Cleaning PostgreSQL DB between Integration Tests Efficiently

Doğaç Eldenk
February 15, 2024
10 mins

Introduction

A clean database between each test run is a must for most integration tests. There are a couple ways to achieve this,

  • Drop & re-create the DB.
  • Clean all tables.

Depending on the number of tests, tables or migrations you have, dropping and re-creating the DB might not be the ideal solution. Re-creation of the DB can be optimized by using TEMPLATE databases but it is still relatively slow.

Problem

In Carbon Health, our monolithic API contains over 400 tables and thousands of migrations. If we were to use template databases to re-create our DB in every test, we spend around 400 milliseconds every time we drop & create the DB. This is not acceptable considering we have over 4000 integration tests. We would roughly spend around 1600 seconds = 26 minutes just for the DB setup for our tests.

Previously, our solution involved manually cleaning all tables. We are using scalatest library to run our tests. We extend BeforeAndAfterEach trait and use additional utilities to cleanup all tables before and after the tests. The function we use to cleanup all tables was hand-crafted, calling over 400+ SQL queries in form of DELETE from "table". This call was taking around 150–200ms. This is significantly better than re-creating the DB for each test. However, this approach still required manual maintenance of the table list in the ‘delete all’ function used between tests. Also, we always run a lot more queries than we need, which creates significant overhead.

First, we tried using TRUNCATE over DELETE. Unfortunately, it slowed down the query even more. It seems that truncate is faster only when tables contain a considerable amount of data. So we decided to build some mechanism that would only clean the tables that are written to.

Later, we attempted to inject code into the existing repositories to identify which table rows were being modified. The solutions we were able to apply required thousands of file to change, so we abandoned that idea.

Solution

Setup

After different attempts to solve test slowness, we ended up creating a PostgreSQL extension using PL/pgSQL to track all the tables we are writing to. We have created a function to capture the names of the tables that are modified during test execution.

Later, we needed to add triggers to the existing tables so they would register themselves to the new table called test_access whenever something is added/deleted/updated.

Now, we should also setup a function that will clear the tables that had some row activity.

Now we are ready to setup our access triggers. Right after we create our tables and run migrations for the first time, we execute the following and now we are ready to use triggers.

{% code-block language="pgsql" %}
SELECT setup_access_triggers();
{% end-code-block %}

To use this new fast trigger, all you have to do is call the following before and after each test to leave the database in a clean state:

{% code-block language="pgsql" %}
SELECT delete_from_accessed_tables();
{% end-code-block %}

Later we added a trait that our tests with DB access should extend:

{% code-block language="scala" %}
def clearAccessedTables(): Unit = {
setupTestTriggers()
finishOperation(sql"""SELECT delete_from_accessed_tables()""".as[Int])
}
trait CleanDBBetweenTests extends BeforeAndAfterEach with BeforeAndAfterAll { this: Suite =>
override def beforeAll(): Unit = {
  clearAccessedTables()
}
override def beforeEach(): Unit = {
  clearAccessedTables()
}
override def afterAll(): Unit = {
  clearAccessedTables()
}
}
{% end-code-block %}

Conclusion

We are very happy with our current approach with database cleaning. It works really well with our current big Monolithic project with over 8000 tests. We had a significant improvement in our test runtimes. It cut down our CI runtime by around 30%.

Test runtime improvement when this change was first applied.

Our repository keeps growing. We are also working on increasing the stability of our app between deployments by writing more tests. Without this change, our current CI runtime would be around 65 minutes as of now.

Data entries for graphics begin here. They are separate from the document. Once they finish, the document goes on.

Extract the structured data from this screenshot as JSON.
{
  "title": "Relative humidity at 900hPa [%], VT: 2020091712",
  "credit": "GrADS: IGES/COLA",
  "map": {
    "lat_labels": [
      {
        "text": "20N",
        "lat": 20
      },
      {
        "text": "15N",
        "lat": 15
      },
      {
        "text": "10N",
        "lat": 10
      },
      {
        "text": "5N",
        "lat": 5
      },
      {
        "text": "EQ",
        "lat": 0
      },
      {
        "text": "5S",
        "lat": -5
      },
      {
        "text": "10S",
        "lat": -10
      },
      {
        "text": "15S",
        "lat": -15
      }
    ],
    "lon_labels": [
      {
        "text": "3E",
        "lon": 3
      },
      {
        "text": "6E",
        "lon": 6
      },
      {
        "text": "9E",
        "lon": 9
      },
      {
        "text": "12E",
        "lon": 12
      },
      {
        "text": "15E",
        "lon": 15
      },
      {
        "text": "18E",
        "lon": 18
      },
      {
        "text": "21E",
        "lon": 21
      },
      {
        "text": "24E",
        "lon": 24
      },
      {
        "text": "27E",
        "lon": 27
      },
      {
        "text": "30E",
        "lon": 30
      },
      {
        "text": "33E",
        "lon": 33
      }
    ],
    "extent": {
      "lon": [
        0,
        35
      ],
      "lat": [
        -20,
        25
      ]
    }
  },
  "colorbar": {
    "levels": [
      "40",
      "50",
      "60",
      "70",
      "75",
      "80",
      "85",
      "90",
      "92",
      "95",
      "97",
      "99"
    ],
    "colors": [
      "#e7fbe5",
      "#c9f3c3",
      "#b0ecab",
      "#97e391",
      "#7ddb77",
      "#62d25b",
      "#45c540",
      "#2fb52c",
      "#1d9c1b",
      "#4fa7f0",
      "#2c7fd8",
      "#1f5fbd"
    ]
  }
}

Even though we have lots of effort towards splitting our monolith, realistically it is not going to happen any time soon and we would like to add more and more tests to ensure our application is stable. Speeding up our CI times didn’t only decrease our bills but it also motivated people towards writing more code and tests as the PR feedback cycle was much quicker.

Moreover, this change helped us resolve some of the flaky behavior while writing tests. The main reason was that we sometimes forgot deleting a certain table, thus execution order of tests affected the outcome. With this change, we don’t have to worry about the cleaning process or maintaining the cleaner code.